Tony Smith

Personal information
- Full name: Anthony Smith
- Born: 15 August 1961 (age 65) Burnley, Lancashire, England
- Batting: Right-handed
- Bowling: Slow left-arm orthodox

Domestic team information
- 1989–2004: Wales Minor Counties
- 1993–1994: Minor Counties

Career statistics
| Competition | List A |
| Matches | 6 |
| Runs scored | 8 |
| Batting average | 4.00 |
| 100s/50s | 0/0 |
| Top score | 6 |
| Balls bowled | 344 |
| Wickets | 9 |
| Bowling average | 20.77 |
| 5 wickets in innings | 0 |
| 10 wickets in match | 0 |
| Best bowling | 3/40 |
| Catches/stumpings | 4/– |
- Source: Cricinfo, 13 May 2011

= Tony Smith (English cricketer) =

English cricketer

Anthony Smith (born 15 August 1961) is a former English cricketer. Smith was a right-handed batsman who bowled slow left-arm orthodox. He was born in Burnley, Lancashire.

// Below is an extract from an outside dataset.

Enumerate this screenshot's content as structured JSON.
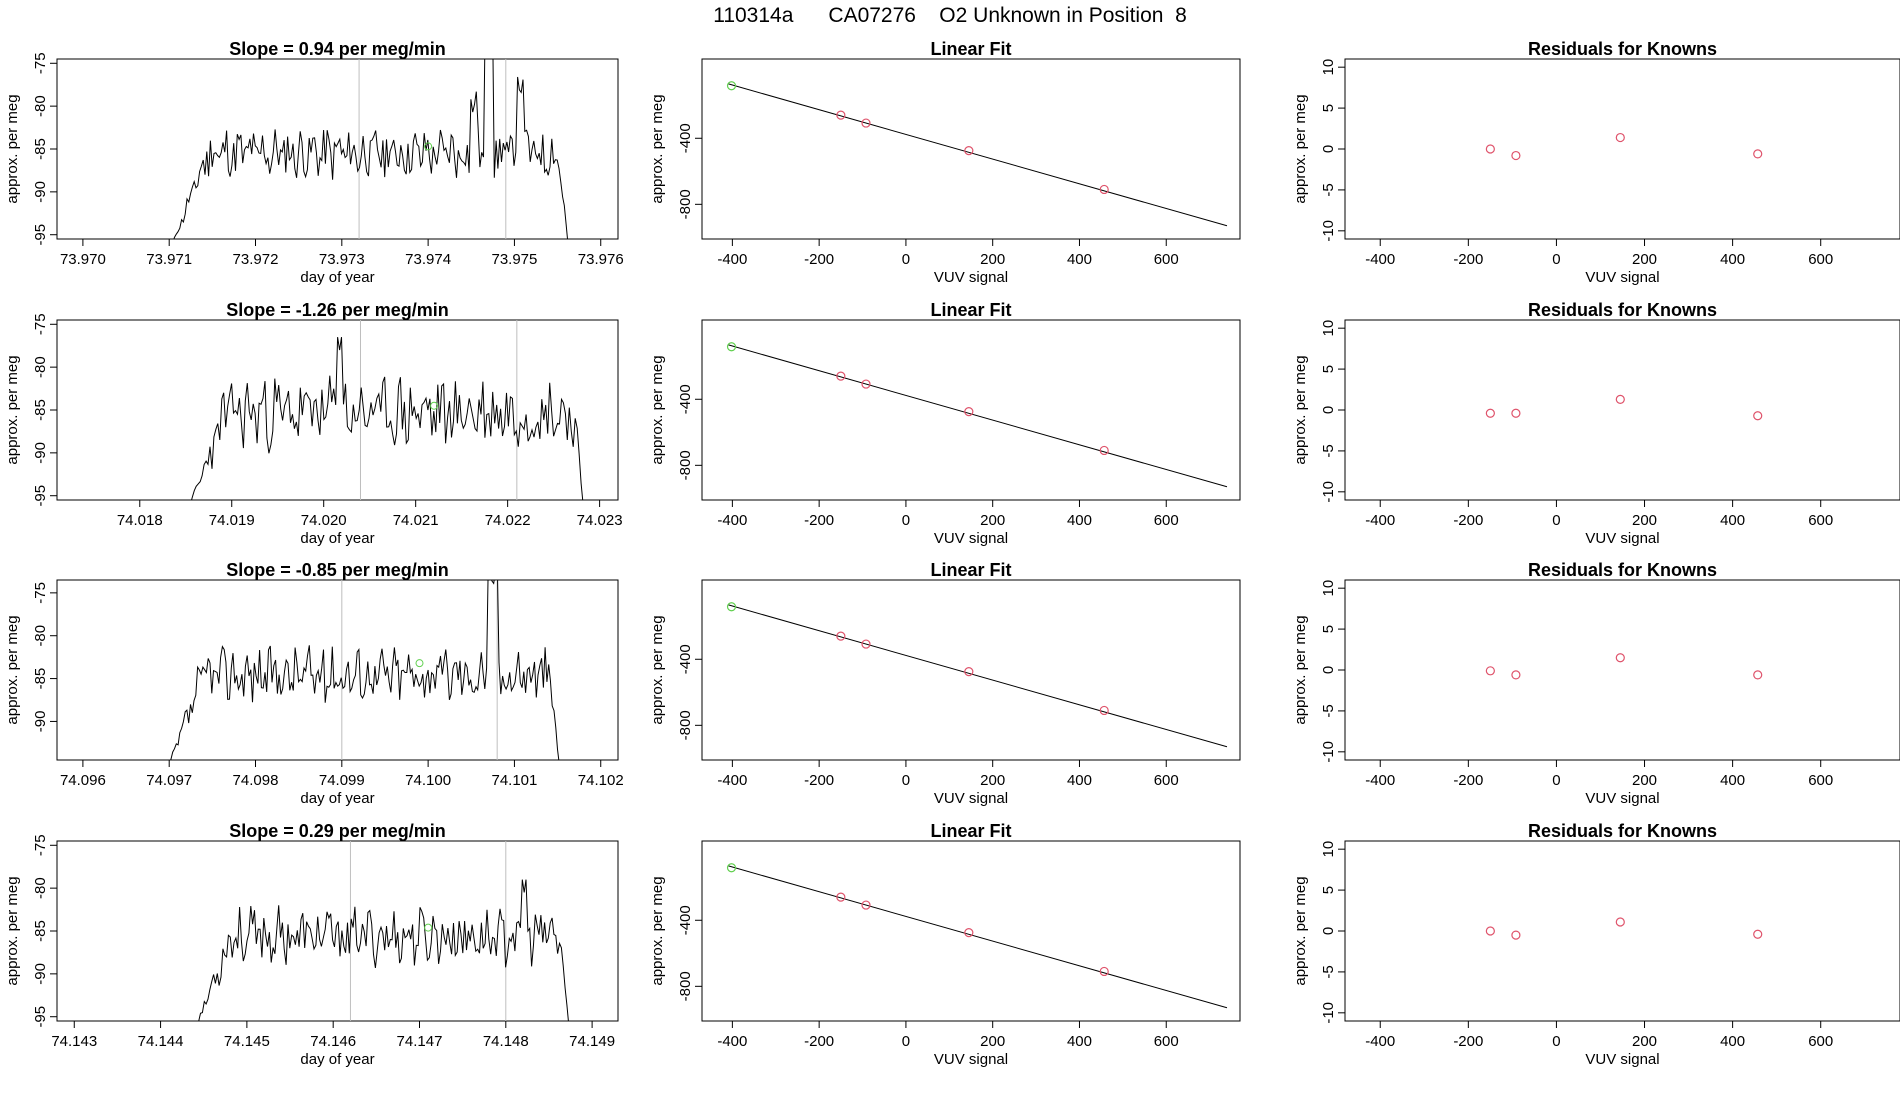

Smith made his debut for Wales Minor Counties in the 1989 Minor Counties Championship against Cornwall. He played Minor counties cricket for Wales Minor Counties from 1989 to 2004, which included 35 Minor Counties Championship matches and 8 MCCA Knockout Trophy matches. He made his List A debut in the 1993 Benson & Hedges Cup for a combined Minor Counties cricket team against Durham. He played a further match for the team in the following season's competition against Sussex. It was in the 1993 season that he made his List A debut for Wales Minor Counties against Nottinghamshire in the NatWest Trophy. He played 3 further List A matches for the team, the last coming against Middlesex in the 2004 Cheltenham & Gloucester Trophy. In his 6 List A matches, he took 9 wickets at a bowling average of 20.77, with best figures of 3/40.